Britain's over-stretched NHS hospitals are threatening to become a political nightmare for Prime Minister David Cameron this winter.
A winter cold crisis is looming for the elderly and vulnerable, as the closure of Labour-created walk-in centres drives people to A&E. The government leadership is so concerned that Cameron has taken personal control of the issue and is demanding weekly updates on the situation in the country's A&E departments.
His spokesman has confirmed that the prime minister is: "working very closely with the Secretary of State for Health on health matters, with a particular focus around A&E. Absolutely he's doing that."
In the past three years, 53 of England's 238 walk-in centres have shut and, according to the healthcare regulator, Monitor, and this could spark a real crisis this winter, particularly if it is a severe one.
Private hospitals have also been placed on standby to help out with their facilities should the crisis really bite.
As shadow Health Secretary Andy Burnham said: "People may have noticed that the winter crisis is coming back."
If, as many fear, we are heading for a long, cold winter, the consequences for those at risk could be serious. But there are potentially big political consequences as well.
That is why Burnham has now written to Health Secretary Jeremy Hunt urging him to immediately stop the closure of the walk-in centres. He is attempting to lay and blame for a future crisis at the door of the current government and its hugely controversial NHS reorganisation.
He told the BBC: "People may have noticed that the winter crisis is coming back and I would say that's down to policies like closing walk-in centres, the dismantling of NHS Direct, the closure of A&E units. All of these policies need to be seen together and this A&E crisis is of this government's own making."
It is also why Labour leader Ed Miliband raised the issue in his last Question Time clash with Cameron, asking him if he could guarantee there would be no A&E crisis this winter. He clearly believes there is going to be one.
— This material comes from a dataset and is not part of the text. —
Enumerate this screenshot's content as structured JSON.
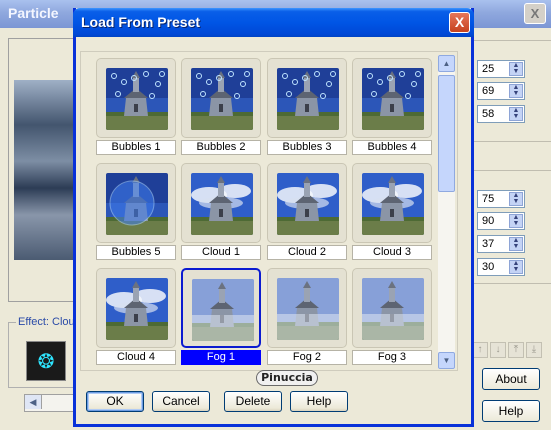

And Cameron is fearful that his hard-fought campaign to rid his party of the old slogan that the NHS cannot be trusted in Tory hands may be at risk if people see waiting lists going through the roof, patients on trolleys and, worse, deaths as a result.
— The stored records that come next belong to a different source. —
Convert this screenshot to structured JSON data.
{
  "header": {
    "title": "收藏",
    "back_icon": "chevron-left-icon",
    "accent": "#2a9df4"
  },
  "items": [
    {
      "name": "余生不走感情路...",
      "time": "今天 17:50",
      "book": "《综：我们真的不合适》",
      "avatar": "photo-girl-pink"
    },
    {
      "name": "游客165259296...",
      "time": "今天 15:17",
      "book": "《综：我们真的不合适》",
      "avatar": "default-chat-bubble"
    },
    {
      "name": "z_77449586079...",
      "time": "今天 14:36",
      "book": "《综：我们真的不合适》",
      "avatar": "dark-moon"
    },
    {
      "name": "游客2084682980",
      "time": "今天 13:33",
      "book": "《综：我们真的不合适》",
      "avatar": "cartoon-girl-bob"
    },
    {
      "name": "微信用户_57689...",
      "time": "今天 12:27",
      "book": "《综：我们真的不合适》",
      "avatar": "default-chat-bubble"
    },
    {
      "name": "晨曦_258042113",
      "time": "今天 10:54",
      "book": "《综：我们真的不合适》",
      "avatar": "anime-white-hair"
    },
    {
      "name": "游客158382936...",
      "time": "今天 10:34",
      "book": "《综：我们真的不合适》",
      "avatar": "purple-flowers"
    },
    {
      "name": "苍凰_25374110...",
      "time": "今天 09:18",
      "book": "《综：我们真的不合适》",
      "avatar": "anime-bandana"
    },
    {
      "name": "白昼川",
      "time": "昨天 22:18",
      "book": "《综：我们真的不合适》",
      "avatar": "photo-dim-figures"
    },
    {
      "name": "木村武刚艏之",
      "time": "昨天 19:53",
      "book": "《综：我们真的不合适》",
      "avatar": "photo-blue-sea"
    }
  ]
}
There have already been grim warnings about the effect rising energy bills might have on the most vulnerable with Labour, and even former Tory Prime Minister Sir John Major, warning some will face a choice between eating or heating.
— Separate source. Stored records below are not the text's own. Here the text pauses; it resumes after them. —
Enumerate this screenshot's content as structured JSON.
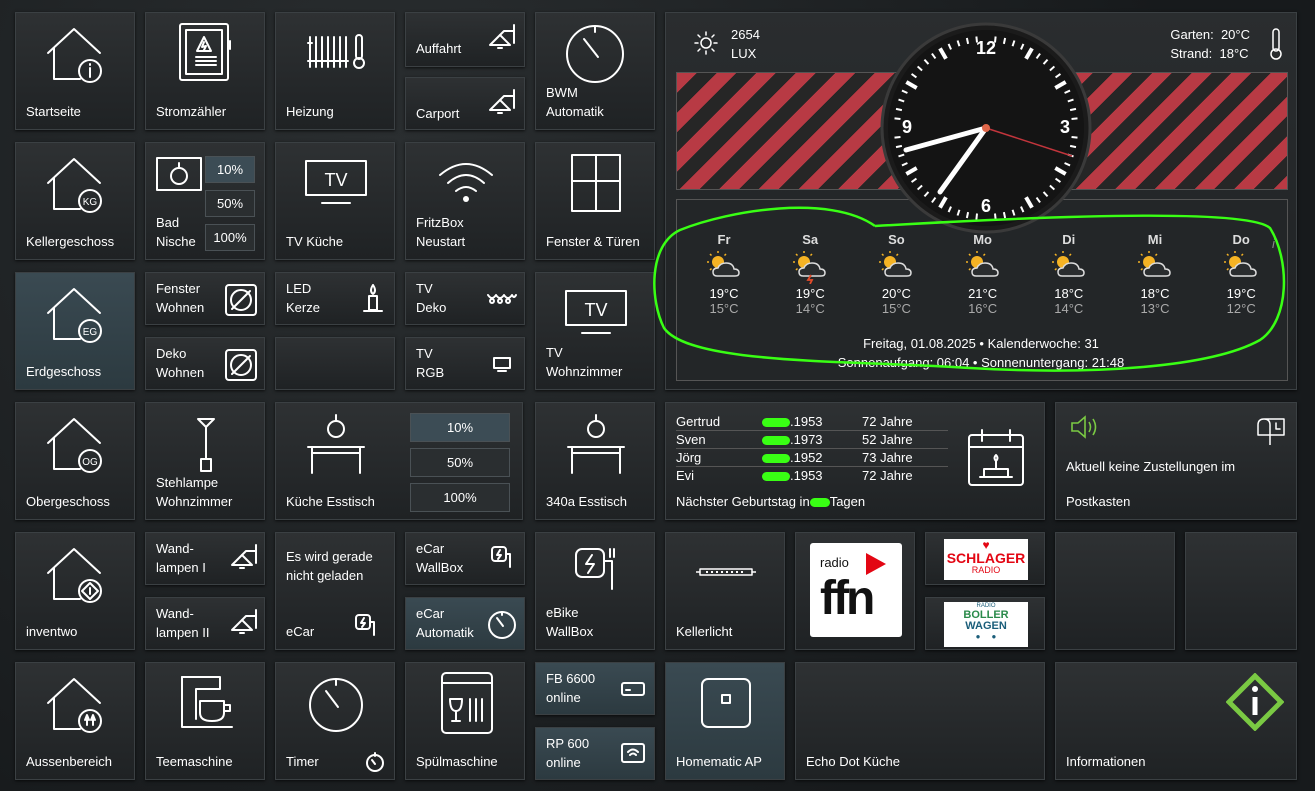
{
  "nav": {
    "startseite": "Startseite",
    "keller": "Kellergeschoss",
    "erdgeschoss": "Erdgeschoss",
    "obergeschoss": "Obergeschoss",
    "inventwo": "inventwo",
    "aussen": "Aussenbereich",
    "badge_keller": "KG",
    "badge_eg": "EG",
    "badge_og": "OG"
  },
  "tiles": {
    "stromzaehler": "Stromzähler",
    "heizung": "Heizung",
    "auffahrt": "Auffahrt",
    "carport": "Carport",
    "bwm": "BWM Automatik",
    "bad": "Bad Nische",
    "tv_kueche": "TV Küche",
    "fritzbox": "FritzBox Neustart",
    "fenster_tueren": "Fenster & Türen",
    "fenster_wohnen": "Fenster Wohnen",
    "led_kerze": "LED Kerze",
    "tv_deko": "TV Deko",
    "deko_wohnen": "Deko Wohnen",
    "tv_rgb": "TV RGB",
    "tv_wohnzimmer": "TV Wohnzimmer",
    "stehlampe": "Stehlampe Wohnzimmer",
    "kueche_esstisch": "Küche Esstisch",
    "esstisch_340a": "340a Esstisch",
    "wandlampen1": "Wand- lampen I",
    "wandlampen2": "Wand- lampen II",
    "ecar_status": "Es wird gerade nicht geladen",
    "ecar": "eCar",
    "ecar_wallbox": "eCar WallBox",
    "ecar_auto": "eCar Automatik",
    "ebike": "eBike WallBox",
    "kellerlicht": "Kellerlicht",
    "teemaschine": "Teemaschine",
    "timer": "Timer",
    "spuelmaschine": "Spülmaschine",
    "fb6600": "FB 6600 online",
    "rp600": "RP 600 online",
    "homematic": "Homematic AP",
    "echo": "Echo Dot Küche",
    "informationen": "Informationen",
    "tv_glyph": "TV"
  },
  "dim": {
    "p10": "10%",
    "p50": "50%",
    "p100": "100%"
  },
  "header": {
    "lux_value": "2654",
    "lux_unit": "LUX",
    "garten_label": "Garten:",
    "garten_value": "20°C",
    "strand_label": "Strand:",
    "strand_value": "18°C"
  },
  "clock": {
    "n12": "12",
    "n3": "3",
    "n6": "6",
    "n9": "9"
  },
  "weather": {
    "days": [
      {
        "day": "Fr",
        "hi": "19°C",
        "lo": "15°C"
      },
      {
        "day": "Sa",
        "hi": "19°C",
        "lo": "14°C"
      },
      {
        "day": "So",
        "hi": "20°C",
        "lo": "15°C"
      },
      {
        "day": "Mo",
        "hi": "21°C",
        "lo": "16°C"
      },
      {
        "day": "Di",
        "hi": "18°C",
        "lo": "14°C"
      },
      {
        "day": "Mi",
        "hi": "18°C",
        "lo": "13°C"
      },
      {
        "day": "Do",
        "hi": "19°C",
        "lo": "12°C"
      }
    ],
    "date_line": "Freitag, 01.08.2025 • Kalenderwoche: 31",
    "sun_line": "Sonnenaufgang: 06:04 • Sonnenuntergang: 21:48",
    "info_glyph": "i"
  },
  "birthdays": {
    "rows": [
      {
        "name": "Gertrud",
        "year": ".1953",
        "age": "72 Jahre"
      },
      {
        "name": "Sven",
        "year": ".1973",
        "age": "52 Jahre"
      },
      {
        "name": "Jörg",
        "year": ".1952",
        "age": "73 Jahre"
      },
      {
        "name": "Evi",
        "year": ".1953",
        "age": "72 Jahre"
      }
    ],
    "next_prefix": "Nächster Geburtstag in",
    "next_suffix": "Tagen"
  },
  "post": {
    "line1": "Aktuell keine Zustellungen im",
    "line2": "Postkasten"
  },
  "radio": {
    "ffn_top": "radio",
    "ffn_main": "ffn",
    "schlager_1": "SCHLAGER",
    "schlager_2": "RADIO",
    "boller_1": "RADIO",
    "boller_2": "BOLLER",
    "boller_3": "WAGEN"
  },
  "colors": {
    "stripe_red": "#b83a44",
    "active_blue": "#3c4c55",
    "highlight_green": "#39ff14",
    "info_green": "#7ac943"
  }
}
The Tory strategy is to blame the last Labour government and, in particular Burnham who was health secretary, for its failings. There have already been moves to blame him for some of the individual hospital failings of the past and the government constantly reminds him he once suggested that increasing NHS spending in the economic downturn would be irresponsible.
But what all politicians, from whatever party know is that when a real winter crisis hits the NHS it is the man standing who gets the blame.
Jeremy Hunt will be praying for a mild winter so that he is spared the prospect of being the man standing at the Commons despatch box making one of those crisis statements.